AWS Monitoring Troubleshooting Audit

Why Monitoring is Important

  • We know how to deploy applications
    • Safely
    • Automatically
    • Using Infrastructure as Code
    • Leveraging the best AWS components!
  • Our applications are deployed, and our users don't care how we did it...
  • Our users only care that the application is working!
    • Application latency: will it increase over time?
    • Application outages: customer experience should not be degraded
    • Users contacting the IT department or complaining is not a good outcome
    • Troubleshooting and remediation
  • Internal monitoring:
    • Can we prevent issues before they happen?
    • Performance and Cost
    • Trends (scaling patterns)
    • Learning and Improvement

Monitoring in AWS

  • AWS CloudWatch:
    • Metrics: Collect and track key metrics
    • Logs: Collect, monitor, analyze and store log files
    • Events: Send notifications when certain events happen in your AWS
    • Alarms: React in real-time to metrics / events
  • AWS X-Ray:
    • Troubleshooting application performance and errors
    • Distributed tracing of microservices
  • AWS CloudTrail:
    • Internal monitoring of API calls being made
    • Audit changes to AWS Resources by your users

AWS CloudWatch Metrics

  • CloudWatch provides metrics for every services in AWS
  • Metric is a variable to monitor (CPUUtilization, NetworkIn...)
  • Metrics belong to namespaces
  • Dimension is an attribute of a metric (instance id, environment, etc...).
  • Up to 10 dimensions per metric
  • Metrics have timestamps
  • Can create CloudWatch dashboards of metrics

EC2 Detailed monitoring

  • EC2 instance metrics have metrics "every 5 minutes"
  • With detailed monitoring (for a cost), you get data "every 1 minute"
  • Use detailed monitoring if you want to scale faster for your ASG!
  • The AWS Free Tier allows us to have 10 detailed monitoring metrics
  • Note: EC2 Memory usage is by default not pushed (must be pushed from inside the instance as a custom metric)

CloudWatch Custom Metrics

  • Possibility to define and send your own custom metrics to CloudWatch
  • Example: memory (RAM) usage, disk space, number of logged in users ...
  • Use API call PutMetricData
  • Ability to use dimensions (attributes) to segment metrics
    • Instance.id
    • Environment.name
  • Metric resolution (StorageResolution API parameter - two possible value):
    • Standard: 1 minute (60 seconds)
    • High Resolution: 1/5/10/30 second(s) - Higher cost
  • Important: Accepts metric data points two weeks in the past and two hours in the future (make sure to configure your EC2 instance time correctly)

AWS CloudWatch Logs

  • Applications can send logs to CloudWatch using the SDK

  • CloudWatch can collect log from:

    • Elastic Beanstalk: collection of logs from application
    • ECS: collection from containers
    • AWS Lambda: collection from function logs
    • VPC Flow Logs: VPC specific logs
    • API Gateway
    • CloudTrail based on filter
    • CloudWatch log agents: for example on EC2 machines
    • Route53: Log DNS queries
  • CloudWatch Logs can go to:

    • Batch exporter to S3 for archival
    • Stream to ElasticSearch cluster for further analytics
  • CloudWatch Logs can use filter expressions

  • Logs storage architecture:

    • Log groups: arbitrary name, usually representing an application
    • Log stream: instances within application / log files / containers
  • Can define log expiration policies (never expire, 30 days, etc..)

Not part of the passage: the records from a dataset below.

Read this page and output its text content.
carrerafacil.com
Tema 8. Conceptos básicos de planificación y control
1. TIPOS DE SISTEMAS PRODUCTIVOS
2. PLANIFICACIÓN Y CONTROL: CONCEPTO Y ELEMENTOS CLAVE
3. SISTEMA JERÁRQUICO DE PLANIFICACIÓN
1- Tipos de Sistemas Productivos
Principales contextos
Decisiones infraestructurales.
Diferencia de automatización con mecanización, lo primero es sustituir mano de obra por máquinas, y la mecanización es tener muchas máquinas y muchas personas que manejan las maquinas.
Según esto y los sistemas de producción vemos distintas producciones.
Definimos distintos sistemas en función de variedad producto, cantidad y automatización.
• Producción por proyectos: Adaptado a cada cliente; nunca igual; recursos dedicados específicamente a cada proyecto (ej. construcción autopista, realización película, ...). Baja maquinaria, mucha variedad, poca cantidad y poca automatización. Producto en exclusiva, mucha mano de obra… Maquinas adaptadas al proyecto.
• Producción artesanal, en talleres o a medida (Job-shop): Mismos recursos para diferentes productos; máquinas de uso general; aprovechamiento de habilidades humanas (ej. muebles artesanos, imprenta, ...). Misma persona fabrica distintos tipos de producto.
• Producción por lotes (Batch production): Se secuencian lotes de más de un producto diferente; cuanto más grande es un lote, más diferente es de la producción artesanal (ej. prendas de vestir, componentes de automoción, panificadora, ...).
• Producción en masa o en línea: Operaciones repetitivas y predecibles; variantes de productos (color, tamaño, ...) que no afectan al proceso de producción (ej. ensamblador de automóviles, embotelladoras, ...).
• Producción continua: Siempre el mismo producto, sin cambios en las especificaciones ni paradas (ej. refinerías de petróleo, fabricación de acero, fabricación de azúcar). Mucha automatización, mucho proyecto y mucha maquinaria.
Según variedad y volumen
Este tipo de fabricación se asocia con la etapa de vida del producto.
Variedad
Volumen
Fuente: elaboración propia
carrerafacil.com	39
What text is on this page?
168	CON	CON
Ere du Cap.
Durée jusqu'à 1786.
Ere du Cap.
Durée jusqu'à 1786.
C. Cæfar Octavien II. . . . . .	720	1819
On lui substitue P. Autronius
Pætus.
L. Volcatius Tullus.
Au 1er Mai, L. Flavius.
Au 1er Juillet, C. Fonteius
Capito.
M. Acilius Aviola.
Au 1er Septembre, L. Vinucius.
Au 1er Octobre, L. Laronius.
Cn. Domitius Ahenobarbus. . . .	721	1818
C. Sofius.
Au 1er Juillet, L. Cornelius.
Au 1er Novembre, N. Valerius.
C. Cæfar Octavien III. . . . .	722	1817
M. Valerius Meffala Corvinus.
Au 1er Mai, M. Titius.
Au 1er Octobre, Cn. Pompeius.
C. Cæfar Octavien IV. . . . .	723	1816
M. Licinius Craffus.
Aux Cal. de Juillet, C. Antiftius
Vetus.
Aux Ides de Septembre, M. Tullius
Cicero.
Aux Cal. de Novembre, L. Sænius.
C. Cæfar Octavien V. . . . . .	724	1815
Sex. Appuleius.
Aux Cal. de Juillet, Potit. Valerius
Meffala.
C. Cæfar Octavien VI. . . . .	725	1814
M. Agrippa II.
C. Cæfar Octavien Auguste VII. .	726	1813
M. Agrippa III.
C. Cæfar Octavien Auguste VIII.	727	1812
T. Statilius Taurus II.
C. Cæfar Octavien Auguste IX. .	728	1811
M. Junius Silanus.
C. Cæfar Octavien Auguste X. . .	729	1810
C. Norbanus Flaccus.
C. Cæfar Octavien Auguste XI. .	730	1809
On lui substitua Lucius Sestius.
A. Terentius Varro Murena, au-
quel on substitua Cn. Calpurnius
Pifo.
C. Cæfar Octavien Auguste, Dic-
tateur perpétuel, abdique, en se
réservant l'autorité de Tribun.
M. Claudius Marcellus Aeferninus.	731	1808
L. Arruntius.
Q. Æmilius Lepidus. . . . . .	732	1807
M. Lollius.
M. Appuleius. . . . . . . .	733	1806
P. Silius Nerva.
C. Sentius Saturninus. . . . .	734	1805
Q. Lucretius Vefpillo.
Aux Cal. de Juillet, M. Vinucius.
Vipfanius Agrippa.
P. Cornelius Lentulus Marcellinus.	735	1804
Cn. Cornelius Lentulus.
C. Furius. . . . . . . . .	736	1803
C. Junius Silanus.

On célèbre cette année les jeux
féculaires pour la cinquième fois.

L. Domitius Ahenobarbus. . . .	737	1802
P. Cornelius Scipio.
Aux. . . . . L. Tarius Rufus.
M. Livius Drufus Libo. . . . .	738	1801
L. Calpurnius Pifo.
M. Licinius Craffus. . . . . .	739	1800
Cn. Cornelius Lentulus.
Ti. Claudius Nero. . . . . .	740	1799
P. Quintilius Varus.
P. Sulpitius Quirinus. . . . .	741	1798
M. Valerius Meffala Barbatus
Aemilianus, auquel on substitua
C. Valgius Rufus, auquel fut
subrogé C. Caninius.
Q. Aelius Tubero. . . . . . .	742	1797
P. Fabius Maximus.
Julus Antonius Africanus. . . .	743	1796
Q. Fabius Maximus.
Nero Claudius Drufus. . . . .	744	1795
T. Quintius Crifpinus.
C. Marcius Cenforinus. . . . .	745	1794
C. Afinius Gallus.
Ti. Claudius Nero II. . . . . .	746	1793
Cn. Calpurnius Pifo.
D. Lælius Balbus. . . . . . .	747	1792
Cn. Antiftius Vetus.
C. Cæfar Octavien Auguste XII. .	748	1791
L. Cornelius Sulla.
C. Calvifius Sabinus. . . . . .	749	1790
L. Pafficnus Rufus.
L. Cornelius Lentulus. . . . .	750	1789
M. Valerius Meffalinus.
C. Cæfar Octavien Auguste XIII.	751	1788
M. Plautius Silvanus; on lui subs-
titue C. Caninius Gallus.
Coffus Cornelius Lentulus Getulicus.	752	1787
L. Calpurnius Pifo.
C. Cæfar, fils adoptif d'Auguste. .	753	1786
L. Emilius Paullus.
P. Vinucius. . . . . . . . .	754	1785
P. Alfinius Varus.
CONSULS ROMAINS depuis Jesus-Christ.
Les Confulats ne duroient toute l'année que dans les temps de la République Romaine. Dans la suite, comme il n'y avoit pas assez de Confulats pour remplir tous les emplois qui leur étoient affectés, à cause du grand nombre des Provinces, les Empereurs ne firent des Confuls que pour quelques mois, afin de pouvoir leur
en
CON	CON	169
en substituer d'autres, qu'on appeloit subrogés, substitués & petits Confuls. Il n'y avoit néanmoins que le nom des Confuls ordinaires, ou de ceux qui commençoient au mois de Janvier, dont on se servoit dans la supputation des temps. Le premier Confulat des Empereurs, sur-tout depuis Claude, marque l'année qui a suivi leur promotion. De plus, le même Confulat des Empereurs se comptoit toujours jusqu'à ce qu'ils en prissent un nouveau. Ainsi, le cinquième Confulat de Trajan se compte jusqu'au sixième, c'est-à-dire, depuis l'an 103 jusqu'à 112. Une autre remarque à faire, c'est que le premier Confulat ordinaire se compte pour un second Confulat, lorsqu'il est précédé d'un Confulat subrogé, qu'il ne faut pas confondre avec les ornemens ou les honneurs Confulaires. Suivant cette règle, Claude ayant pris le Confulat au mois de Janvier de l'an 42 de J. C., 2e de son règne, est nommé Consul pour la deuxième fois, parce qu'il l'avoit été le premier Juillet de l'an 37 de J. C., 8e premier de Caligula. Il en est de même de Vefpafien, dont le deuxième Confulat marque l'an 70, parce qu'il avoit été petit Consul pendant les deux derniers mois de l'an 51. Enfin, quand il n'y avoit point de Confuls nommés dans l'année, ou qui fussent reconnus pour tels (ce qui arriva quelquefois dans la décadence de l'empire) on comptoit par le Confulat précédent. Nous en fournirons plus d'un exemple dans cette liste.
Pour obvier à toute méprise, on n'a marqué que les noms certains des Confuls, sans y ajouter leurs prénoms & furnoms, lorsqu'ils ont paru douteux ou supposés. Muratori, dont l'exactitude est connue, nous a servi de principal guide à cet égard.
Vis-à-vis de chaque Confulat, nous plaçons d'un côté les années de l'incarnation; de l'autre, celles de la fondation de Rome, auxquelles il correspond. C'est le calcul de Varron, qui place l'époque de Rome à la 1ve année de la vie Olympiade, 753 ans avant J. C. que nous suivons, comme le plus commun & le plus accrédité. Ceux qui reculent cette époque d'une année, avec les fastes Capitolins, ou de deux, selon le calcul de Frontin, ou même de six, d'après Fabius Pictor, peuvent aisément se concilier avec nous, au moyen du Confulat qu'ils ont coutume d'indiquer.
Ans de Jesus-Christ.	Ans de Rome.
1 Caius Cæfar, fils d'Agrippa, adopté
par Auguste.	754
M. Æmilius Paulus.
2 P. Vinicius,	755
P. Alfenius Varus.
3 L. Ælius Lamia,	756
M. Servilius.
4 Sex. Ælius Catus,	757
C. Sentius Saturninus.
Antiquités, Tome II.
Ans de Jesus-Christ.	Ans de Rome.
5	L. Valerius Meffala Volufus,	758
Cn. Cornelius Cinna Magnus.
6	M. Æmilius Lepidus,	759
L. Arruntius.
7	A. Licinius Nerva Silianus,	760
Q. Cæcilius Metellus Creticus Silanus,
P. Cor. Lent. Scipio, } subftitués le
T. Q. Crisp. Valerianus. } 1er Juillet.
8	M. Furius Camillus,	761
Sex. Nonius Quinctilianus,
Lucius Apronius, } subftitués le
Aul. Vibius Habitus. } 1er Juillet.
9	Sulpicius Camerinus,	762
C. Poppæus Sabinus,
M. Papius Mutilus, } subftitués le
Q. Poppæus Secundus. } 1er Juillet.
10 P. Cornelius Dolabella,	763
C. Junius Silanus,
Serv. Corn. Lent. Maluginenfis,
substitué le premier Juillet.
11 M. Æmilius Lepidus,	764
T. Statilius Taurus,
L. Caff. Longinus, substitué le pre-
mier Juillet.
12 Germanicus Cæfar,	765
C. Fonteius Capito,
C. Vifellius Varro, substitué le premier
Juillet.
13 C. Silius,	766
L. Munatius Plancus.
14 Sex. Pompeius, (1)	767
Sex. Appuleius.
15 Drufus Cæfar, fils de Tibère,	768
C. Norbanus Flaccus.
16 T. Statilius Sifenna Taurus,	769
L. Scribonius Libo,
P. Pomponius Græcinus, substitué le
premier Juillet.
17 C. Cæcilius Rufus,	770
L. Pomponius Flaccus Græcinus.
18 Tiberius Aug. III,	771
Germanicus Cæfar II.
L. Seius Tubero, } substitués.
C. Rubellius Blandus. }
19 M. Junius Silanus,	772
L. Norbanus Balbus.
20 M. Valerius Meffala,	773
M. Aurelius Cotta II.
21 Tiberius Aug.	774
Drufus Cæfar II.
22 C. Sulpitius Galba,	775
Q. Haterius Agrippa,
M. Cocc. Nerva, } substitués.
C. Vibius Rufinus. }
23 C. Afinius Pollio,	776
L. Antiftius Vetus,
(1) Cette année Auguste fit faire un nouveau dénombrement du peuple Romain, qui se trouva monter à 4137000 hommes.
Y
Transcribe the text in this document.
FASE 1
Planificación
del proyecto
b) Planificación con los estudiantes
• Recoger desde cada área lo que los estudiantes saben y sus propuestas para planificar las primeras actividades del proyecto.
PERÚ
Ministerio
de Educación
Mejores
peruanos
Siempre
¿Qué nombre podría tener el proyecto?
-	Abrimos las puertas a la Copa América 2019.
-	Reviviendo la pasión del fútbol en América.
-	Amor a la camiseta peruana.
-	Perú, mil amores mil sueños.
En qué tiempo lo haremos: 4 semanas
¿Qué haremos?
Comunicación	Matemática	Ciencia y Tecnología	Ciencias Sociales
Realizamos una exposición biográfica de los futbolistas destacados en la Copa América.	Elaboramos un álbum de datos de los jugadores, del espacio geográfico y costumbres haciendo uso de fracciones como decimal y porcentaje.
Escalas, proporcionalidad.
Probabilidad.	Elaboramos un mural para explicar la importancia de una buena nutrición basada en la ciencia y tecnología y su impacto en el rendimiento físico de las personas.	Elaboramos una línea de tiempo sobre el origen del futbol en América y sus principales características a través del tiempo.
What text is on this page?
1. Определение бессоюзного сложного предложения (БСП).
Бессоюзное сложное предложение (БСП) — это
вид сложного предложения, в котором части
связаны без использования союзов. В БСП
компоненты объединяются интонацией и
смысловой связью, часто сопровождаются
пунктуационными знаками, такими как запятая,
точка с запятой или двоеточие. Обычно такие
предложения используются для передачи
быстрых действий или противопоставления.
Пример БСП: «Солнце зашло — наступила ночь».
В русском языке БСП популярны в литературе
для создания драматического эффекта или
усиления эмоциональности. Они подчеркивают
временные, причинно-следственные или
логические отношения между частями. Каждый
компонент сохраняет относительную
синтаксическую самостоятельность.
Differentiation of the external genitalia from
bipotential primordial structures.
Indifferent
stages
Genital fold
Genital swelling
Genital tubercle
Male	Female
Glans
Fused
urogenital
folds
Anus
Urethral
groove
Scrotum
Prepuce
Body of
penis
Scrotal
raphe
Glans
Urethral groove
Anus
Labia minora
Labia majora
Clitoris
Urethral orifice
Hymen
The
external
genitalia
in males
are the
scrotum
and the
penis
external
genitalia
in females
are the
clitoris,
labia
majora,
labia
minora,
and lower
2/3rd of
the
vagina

  • Using the AWS CLI we can tail CloudWatch logs

  • To send logs to CloudWatch, make sure IAM permissions are correct!

  • Security: encryption of logs using KMS at the Group Level

CloudWatch Logs for EC2

  • By default, no logs from your EC2 machine will go to CloudWatch
  • You need to run a CloudWatch agent on EC2 to push the log files you want
  • Make sure IAM permissions are correct
  • The CloudWatch log agent can be setup on-premises too

CloudWatch Logs Agent & Unified Agent

  • For virtual servers (EC2 instances, on-premise servers...)
  • CloudWatch Logs Agent
    • Old version of the agent
    • Can only send to CloudWatch Logs
  • CloudWatch Unified Agent
    • Collect additional system-level metrics such as RAM, processes, etc...
    • Collect logs to send to CloudWatch Logs
    • Centralized configuration using SSM Parameter Store

CloudWatch Unified Agent - Metrics

  • Collected directly on your Linux server / EC2 instance
  • CPU (active, guest, idle, system, user, steal)
  • Disk metrics (free, used, total), Disk IO (writes, reads, bytes, iops)
  • RAM (free, inactive, used, total, cached)
  • Netstat (number of TCP and UDP connections, net packets, bytes)
  • Processes (total, dead, bloqued, idle, running, sleep)
  • Swap Space (free, used, used %)
  • Reminder: out-of-the box metrics for EC2 - disk, CPU, network (high level)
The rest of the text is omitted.